First, ask yourself: What is the single most important strategic objective or idea that if your entire team rallied fully behind it, would have the biggest positive impact on helping your company thrive?
When I asked myself this question five years ago my answer was, “If we would just follow our own coaching structure that we use with our business coaching clients, that would impact everything else.”
Then, I take this idea and put it into a clear, contagious statement that I can share with my team. For us I came up with, “We eat our own cooking.”
Finally, we embed this single idea into the culture of our company. This step takes time; it takes energy; it takes gentle pressure applied relentlessly with your team over time. But when it works, you now have the single most important strategic element to help your company succeed part of your culture, which means it becomes the automatic way people think, filter, and behave.
In my company, it took about two years before this idea really took deep root. It meant that we do our quarterly planning just like we coach our clients. We do our weekly “Big Rock” reports in the coaching app we initially developed for our clients. We even have our key leaders working one-to-one with their own business coach, just like our clients do.

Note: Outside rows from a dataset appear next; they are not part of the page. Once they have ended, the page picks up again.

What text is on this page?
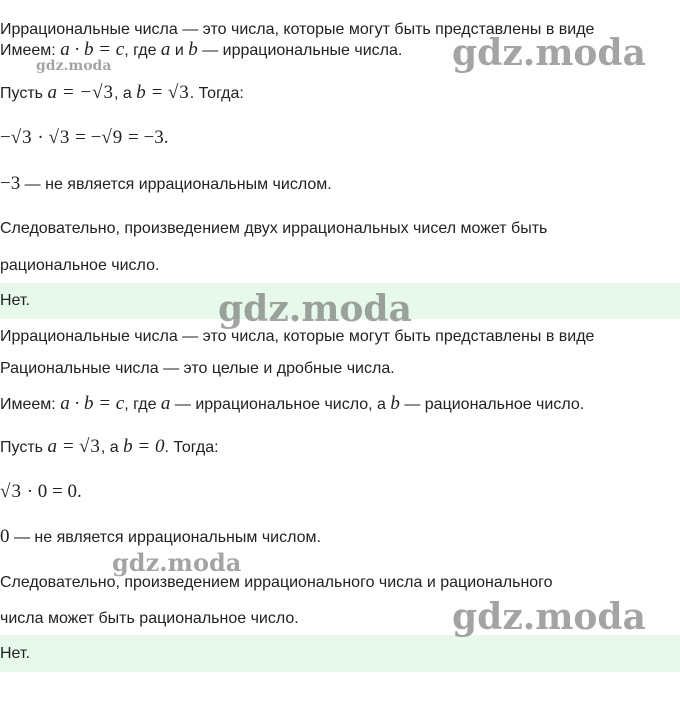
Иррациональные числа — это числа, которые могут быть представлены в виде
Имеем: a · b = c, где a и b — иррациональные числа.
Пусть a = −√3, а b = √3. Тогда:
−√3 · √3 = −√9 = −3.
−3 — не является иррациональным числом.
Следовательно, произведением двух иррациональных чисел может быть
рациональное число.
Нет.
Иррациональные числа — это числа, которые могут быть представлены в виде
Рациональные числа — это целые и дробные числа.
Имеем: a · b = c, где a — иррациональное число, а b — рациональное число.
Пусть a = √3, а b = 0. Тогда:
√3 · 0 = 0.
0 — не является иррациональным числом.
Следовательно, произведением иррационального числа и рационального
числа может быть рациональное число.
Нет.
gdz.moda
gdz.moda
gdz.moda
gdz.moda
gdz.moda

Today, it’s an automatic response that we do things just like we coach clients to do. Sure we screw things up at times — we’re human and this is an aspirational goal. But at our core, we’ve made this strategic idea part of our company culture.
So I ask you, what is the single most important strategic idea that if your entire team bought in and lived it, would do the most to automatically help your company thrive?
Now you just need to drive this simple idea to become part of your company culture.